A letter in the journal Nature reported that when larvae of the Monarch butterfly were fed milkweed leaves covered with pollen from a GM maize variety with a Bt insectresistance gene, the Monarch larvae suffered ill-effects. Milkweed commonly grows next to cornfields in the USA and is an important food for the Monarch butterfly. The authors of the letter concluded that this observation warranted more study.
While the ecology of the Monarch butterfly was under the microscope, some parties rushed to publicise the initial observation as another proof of harm from GM crops.
Scientists looked at how much corn pollen Monarch larvae are likely to eat in the real world and also whether all types of Bt maize pollen were toxic to the larvae. The team concluded that Monarch butterfly larvae are unlikely to eat enough pollen to cause a problem. They also found that only one version of Bt maize produced toxic pollen and this version is no longer used.
The research clearly showed that habitat destruction and pesticide applications were the real worries for the butterfly.
Faulty experimental design?
The Life Sciences Network web site posted a critique by AgBioWorld saying the design of the initial Monarch butterfly experiment suffered from 'irrelevance bias'. This referred to the fact that the observation did not include a control such as feeding the Monarch larvae a diet of chemical insecticide - mimicking real life in the field.

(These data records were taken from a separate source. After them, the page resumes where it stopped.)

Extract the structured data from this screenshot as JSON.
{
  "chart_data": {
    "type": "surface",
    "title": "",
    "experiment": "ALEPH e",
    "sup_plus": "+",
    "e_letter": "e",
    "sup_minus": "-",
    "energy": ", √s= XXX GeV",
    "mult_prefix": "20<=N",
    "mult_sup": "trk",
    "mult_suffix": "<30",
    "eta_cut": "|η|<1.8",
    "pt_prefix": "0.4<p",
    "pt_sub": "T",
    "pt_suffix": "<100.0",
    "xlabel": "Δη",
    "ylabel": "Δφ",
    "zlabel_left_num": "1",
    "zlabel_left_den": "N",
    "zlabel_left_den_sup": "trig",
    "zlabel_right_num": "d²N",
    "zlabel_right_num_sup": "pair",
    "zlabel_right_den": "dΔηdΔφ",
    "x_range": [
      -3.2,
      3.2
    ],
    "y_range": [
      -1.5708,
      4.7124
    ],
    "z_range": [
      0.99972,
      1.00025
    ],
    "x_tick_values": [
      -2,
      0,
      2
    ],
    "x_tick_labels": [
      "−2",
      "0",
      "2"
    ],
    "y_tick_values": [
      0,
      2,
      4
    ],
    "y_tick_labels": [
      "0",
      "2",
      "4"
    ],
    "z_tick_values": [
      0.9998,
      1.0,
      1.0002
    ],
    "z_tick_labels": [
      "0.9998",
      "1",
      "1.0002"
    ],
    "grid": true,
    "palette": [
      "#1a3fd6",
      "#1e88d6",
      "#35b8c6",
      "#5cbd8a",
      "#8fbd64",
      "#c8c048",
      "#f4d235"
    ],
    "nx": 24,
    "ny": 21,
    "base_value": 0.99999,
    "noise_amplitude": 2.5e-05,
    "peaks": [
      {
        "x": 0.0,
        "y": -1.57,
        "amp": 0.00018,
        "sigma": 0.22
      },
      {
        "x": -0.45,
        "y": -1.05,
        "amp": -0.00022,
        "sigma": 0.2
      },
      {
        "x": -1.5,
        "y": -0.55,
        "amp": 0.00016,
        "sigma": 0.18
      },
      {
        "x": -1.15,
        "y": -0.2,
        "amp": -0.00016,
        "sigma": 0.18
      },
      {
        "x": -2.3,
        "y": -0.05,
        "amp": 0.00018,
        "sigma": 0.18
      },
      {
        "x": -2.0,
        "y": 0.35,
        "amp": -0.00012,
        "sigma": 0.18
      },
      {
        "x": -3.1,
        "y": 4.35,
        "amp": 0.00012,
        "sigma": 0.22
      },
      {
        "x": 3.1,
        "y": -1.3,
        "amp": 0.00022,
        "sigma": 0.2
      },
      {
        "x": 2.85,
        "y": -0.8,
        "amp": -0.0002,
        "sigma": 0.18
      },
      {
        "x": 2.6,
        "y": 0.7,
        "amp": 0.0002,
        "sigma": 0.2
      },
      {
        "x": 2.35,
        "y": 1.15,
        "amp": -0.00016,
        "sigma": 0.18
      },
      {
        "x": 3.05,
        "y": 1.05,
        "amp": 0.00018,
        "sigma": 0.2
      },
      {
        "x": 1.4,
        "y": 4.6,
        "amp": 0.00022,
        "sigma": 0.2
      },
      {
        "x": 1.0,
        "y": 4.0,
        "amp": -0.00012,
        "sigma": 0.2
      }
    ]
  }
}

On the same basis, AgBioWorid criticises recent work coming out of the University of Nebraska and Indiana University which claims that genetically modified crops can outcross to weedy relatives. The critique says that, in order to make judgements about environmental risk that were meaningful to the farming community, the experiment should have, but hadn't, compared the weed cross potential of trans genes to the weed cross potential of conventionally bred crops.
The Life Sciences Network (LSN) recently established in Australia after starting in New Zealand in the lead-up to the Royal Commission on Genetic Modification. It is an umbrella group of industry organisations, scientific institutions, universities and producer and grower organisations, and acts as an advocate in the public debate to ensure responsible genetic modification (GM) is an acceptable choice in Australia and New Zealand.
The LSN web site is a resource and information centre at: www.lifesciencesnetwork.com.
AgBioWorld - www.agbioworld.org/about/about.html - is an organisation of US science professionals devoted to bringing information about technological advances in agriculture to the developing world. Members believe recent developments in plant science, such as biotechnology, can and should be used to increase crop yields, grow more nutritious plants and reduce dependence on chemicals in order to alleviate hunger and to help preserve the environment.